El-Baradei said he would report to the board the status of the two cases and "wait for the board's guidance on how to proceed."
"I am also reporting to the board on the big picture, our revelations on the black market in trading nuclear equipment and nuclear material, and putting forward to the board some ideas on how to re-engineer the nonproliferation regime and hopefully also revive the stalling process of nuclear arms control," el-Baradei said.
Ahead of the Vienna meeting, Tehran yesterday called on the IAEA to remove Iran's nuclear program from its agenda. The head of Iran's Supreme National Security Council, Hassan Rohani, called on the international community to accept Iran as a legitimate and peaceful user of nuclear energy.
Responding to Rohani's statement, el-Baradei said Iran's nuclear program will be removed from the agency's agenda when "we are done with all the issues that are still outstanding." "I think the board will be happy that the issue [of Iran's nuclear activities] will no longer be on the agenda once we have completed our work on verifying past nuclear activities," el-Baradei said. "So, that depends very much on our success in resolving outstanding issues, it depends very much on the kind of cooperation we hopefully will continue to receive from Iran."
The IAEA does not appear likely to halt its investigation into Iran's nuclear activities anytime soon.
In October, Iran provided the IAEA with what it said was a full and complete declaration regarding its nuclear activities.

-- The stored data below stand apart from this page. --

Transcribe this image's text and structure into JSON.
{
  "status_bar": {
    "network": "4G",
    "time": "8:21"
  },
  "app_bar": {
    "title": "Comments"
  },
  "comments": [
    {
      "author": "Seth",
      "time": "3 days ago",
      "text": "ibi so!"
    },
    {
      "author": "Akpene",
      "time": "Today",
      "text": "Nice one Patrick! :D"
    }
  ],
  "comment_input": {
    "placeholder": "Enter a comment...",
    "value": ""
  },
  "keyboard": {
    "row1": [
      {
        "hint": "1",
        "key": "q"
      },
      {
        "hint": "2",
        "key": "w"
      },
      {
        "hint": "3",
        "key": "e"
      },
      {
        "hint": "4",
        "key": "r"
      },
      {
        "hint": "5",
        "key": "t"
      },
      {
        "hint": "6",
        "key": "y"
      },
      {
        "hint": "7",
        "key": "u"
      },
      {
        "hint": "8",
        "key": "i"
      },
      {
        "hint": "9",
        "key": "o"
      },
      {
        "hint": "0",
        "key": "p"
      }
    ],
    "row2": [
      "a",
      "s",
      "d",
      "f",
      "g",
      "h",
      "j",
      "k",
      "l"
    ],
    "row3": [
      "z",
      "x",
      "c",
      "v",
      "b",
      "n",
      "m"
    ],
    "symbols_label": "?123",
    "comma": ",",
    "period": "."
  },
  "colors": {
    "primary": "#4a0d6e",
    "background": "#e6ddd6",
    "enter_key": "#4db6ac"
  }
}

But a recent IAEA report said the declaration fell short of full disclosure. The report said UN inspectors had found blueprints and parts for building an advanced uranium-enrichment centrifuge capable of producing weapons-grade uranium. The report also said Iran has experimented with creating both plutonium and polonium. Both materials can be used in the production of nuclear weapons.
Washington, which accuses Tehran of pursuing a clandestine weapons program, said last week that it will not press the IAEA to refer the Iran issue to the UN Security Council. But U.S. Undersecretary of State John Bolton said Washington will keep up pressure on Iran.

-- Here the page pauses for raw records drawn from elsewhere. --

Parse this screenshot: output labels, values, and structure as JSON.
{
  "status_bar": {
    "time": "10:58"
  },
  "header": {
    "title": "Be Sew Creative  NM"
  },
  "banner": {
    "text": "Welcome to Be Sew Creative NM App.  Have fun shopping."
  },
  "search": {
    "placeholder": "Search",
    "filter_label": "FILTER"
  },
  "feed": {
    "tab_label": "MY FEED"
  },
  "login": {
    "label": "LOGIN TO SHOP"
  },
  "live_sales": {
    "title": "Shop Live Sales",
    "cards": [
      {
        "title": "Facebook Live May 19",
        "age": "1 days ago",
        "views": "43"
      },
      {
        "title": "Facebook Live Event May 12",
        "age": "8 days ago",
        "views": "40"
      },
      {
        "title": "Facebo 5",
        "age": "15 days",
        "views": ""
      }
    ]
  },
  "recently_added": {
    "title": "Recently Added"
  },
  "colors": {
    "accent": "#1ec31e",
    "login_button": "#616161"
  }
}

Observers say Washington does not have enough backing from the IAEA board members to take Iran's matter to the Security Council for possible sanctions. News agencies quoted Western diplomats on the IAEA board as saying they were working on a draft resolution on Iran circulated by the United States, Canada, New Zealand, and Australia which combines "some criticism and some praise."
The draft resolution on Libya reportedly praises the country for its decision in December to give up its weapons program, and also for its cooperation with the IAEA on the investigation into the nuclear black market. Reuters reported that the resolution will call for a formal referral of Libya's violations of the Nuclear Non-Proliferation Treaty to the Security Council.
IAEA spokeswoman Melissa Fleming said today that Libya and Niger are due on 10 March to sign the Additional Protocol to the NPT, which will allow UN officials the right to conduct snap inspections of their nuclear facilities.
The IAEA board meeting is expected to last for a week.